Auf der Grundlage dieser Überlegungen legte die Kommission im Jahr 2003 eine Mitteilung an das Parlament und den Rat über die Umsetzung des 1985 eingeführten neuen Konzepts vor[2]. Darin stellte sie fest, dass die Rechtsetzungstechnik nach dem neuen Konzept überprüft und durch rechtliche Anforderungen an die Akkreditierung von Konformitätsbewertungsstellen und durch eine allgemeine Politik zur Marktüberwachung für Waren ergänzt werden muss.

DER NEUE RECHTSRAHMEN UND SEINE UMSETZUNG

Im Anschluss an diese Überprüfung legte die Kommission eine Reihe von Maßnahmen vor, die als „Binnenmarktpaket für Waren“ bezeichnet werden. Der neue Rechtsrahmen ( New Legislative Framework - NLF ) – die Verordnung (EG) Nr. 765/2008 und der Beschluss Nr. 768/2008/EG – wurde als Teil eines Pakets verabschiedet, das auch eine Mitteilung über Fragen der Fahrzeugzulassung und einen Vorschlag für eine Verordnung über die gegenseitige Anerkennung enthielt. Diese Rechtsakte gehen weit über eine reine Überprüfung des neuen Konzepts hinaus und schaffen eine neue Rechtslage im harmonisierten Bereich.

Die beiden NLF-Rechtsakte stellen einen wichtigen politischen Durchbruch für das Funktionieren des Binnenmarktes für Waren dar, nicht nur, indem sie ein kohärentes Gesamtkonzept für die technische Harmonisierung in Bezug auf die Produktsicherheit einführen, sondern auch, weil sie den Weg für eine echte und wirksame Marktüberwachungspolitik für alle Waren bereiten, die in Verkehr gebracht werden, und zwar unabhängig davon, ob sie aus der EU oder aus Drittländern stammen.

Ziel des neuen Rechtsrahmens ist es, die Wirksamkeit der Rechtsvorschriften zum Schutz von Gesundheit und Sicherheit (und anderen öffentlichen Interessen) zu stärken:

- indem er die in der EU-Politik noch fehlenden Elemente einbringt, z.
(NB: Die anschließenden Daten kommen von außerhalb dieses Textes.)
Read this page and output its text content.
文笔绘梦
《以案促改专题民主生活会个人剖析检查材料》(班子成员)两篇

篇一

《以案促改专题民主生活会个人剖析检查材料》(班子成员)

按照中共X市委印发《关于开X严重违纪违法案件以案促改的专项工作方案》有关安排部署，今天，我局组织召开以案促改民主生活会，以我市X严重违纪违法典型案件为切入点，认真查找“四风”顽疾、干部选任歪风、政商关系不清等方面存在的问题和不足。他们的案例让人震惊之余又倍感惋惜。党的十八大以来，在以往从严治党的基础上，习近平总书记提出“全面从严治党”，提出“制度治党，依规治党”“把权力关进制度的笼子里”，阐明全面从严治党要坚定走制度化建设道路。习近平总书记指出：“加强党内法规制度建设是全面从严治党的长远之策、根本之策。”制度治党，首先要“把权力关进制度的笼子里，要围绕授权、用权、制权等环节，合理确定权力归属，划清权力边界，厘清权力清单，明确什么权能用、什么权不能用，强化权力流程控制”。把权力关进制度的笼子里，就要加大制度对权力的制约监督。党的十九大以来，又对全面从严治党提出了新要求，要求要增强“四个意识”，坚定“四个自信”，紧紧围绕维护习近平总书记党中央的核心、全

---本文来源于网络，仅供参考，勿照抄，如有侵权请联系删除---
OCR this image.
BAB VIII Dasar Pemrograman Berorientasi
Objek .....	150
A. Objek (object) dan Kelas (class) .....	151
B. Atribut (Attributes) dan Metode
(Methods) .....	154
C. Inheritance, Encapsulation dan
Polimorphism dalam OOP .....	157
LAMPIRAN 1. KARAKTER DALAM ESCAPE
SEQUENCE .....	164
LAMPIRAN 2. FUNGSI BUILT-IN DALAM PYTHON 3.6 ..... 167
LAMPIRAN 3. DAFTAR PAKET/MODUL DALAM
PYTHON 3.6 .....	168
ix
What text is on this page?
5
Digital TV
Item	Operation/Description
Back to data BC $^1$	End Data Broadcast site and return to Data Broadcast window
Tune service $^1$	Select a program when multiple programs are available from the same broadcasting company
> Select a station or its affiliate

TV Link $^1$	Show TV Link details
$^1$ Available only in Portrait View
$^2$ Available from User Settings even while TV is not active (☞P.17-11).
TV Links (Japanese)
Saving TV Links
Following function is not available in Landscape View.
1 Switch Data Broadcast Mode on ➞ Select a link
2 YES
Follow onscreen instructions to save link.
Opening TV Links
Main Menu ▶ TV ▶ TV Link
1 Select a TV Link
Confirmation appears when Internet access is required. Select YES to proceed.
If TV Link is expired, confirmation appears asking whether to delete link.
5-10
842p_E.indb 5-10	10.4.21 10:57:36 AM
B. Akkreditierung und Marktüberwachung, einschließlich der Kontrolle von Waren aus Drittländern;

- indem er bestehende Mängel vor dem Hintergrund der Erfahrungen behebt, die in den letzten zwanzig Jahren mit der Durchführung des neuen Konzepts im Vergleich zu herkömmlichen Rechtsakten gewonnen wurden;

- indem er die Rechtsvorschriften vereinheitlicht, die immer mehr Wirtschaftssektoren betreffen.

Die beiden Texte tragen jeweils auf unterschiedliche Weise dazu bei, dass dieser Notwendigkeit entsprochen und die legislative Qualitätskette um folgende Elemente ergänzt wird: (wesentliche) Anforderungen in Bezug auf Gesundheit und Sicherheit sowie sonstige im öffentlichen Interesse schützenswerte Aspekte, Qualitätsanforderungen für Hersteller und Konformitätsbewertungsstellen, ein Akkreditierungssystem zur Gewährleistung der Qualität der Konformitätsbewertungsstellen, transparente Konformitätsbewertungsverfahren, eine starke Marktüberwachung und Kontrollen von Waren aus Drittländern. Ein schwaches oder fehlendes Glied in dieser Kette kann dazu führen, dass gefährliche Waren auf den Markt und sogar bis zum privaten oder gewerblichen Endverbraucher gelangen. Die einander ergänzenden NLF-Rechtsakte sind untrennbar miteinander verknüpft und weisen einen engen Bezug zu den sektoralen Rechtsvorschriften auf, die sie unterstützen und ergänzen.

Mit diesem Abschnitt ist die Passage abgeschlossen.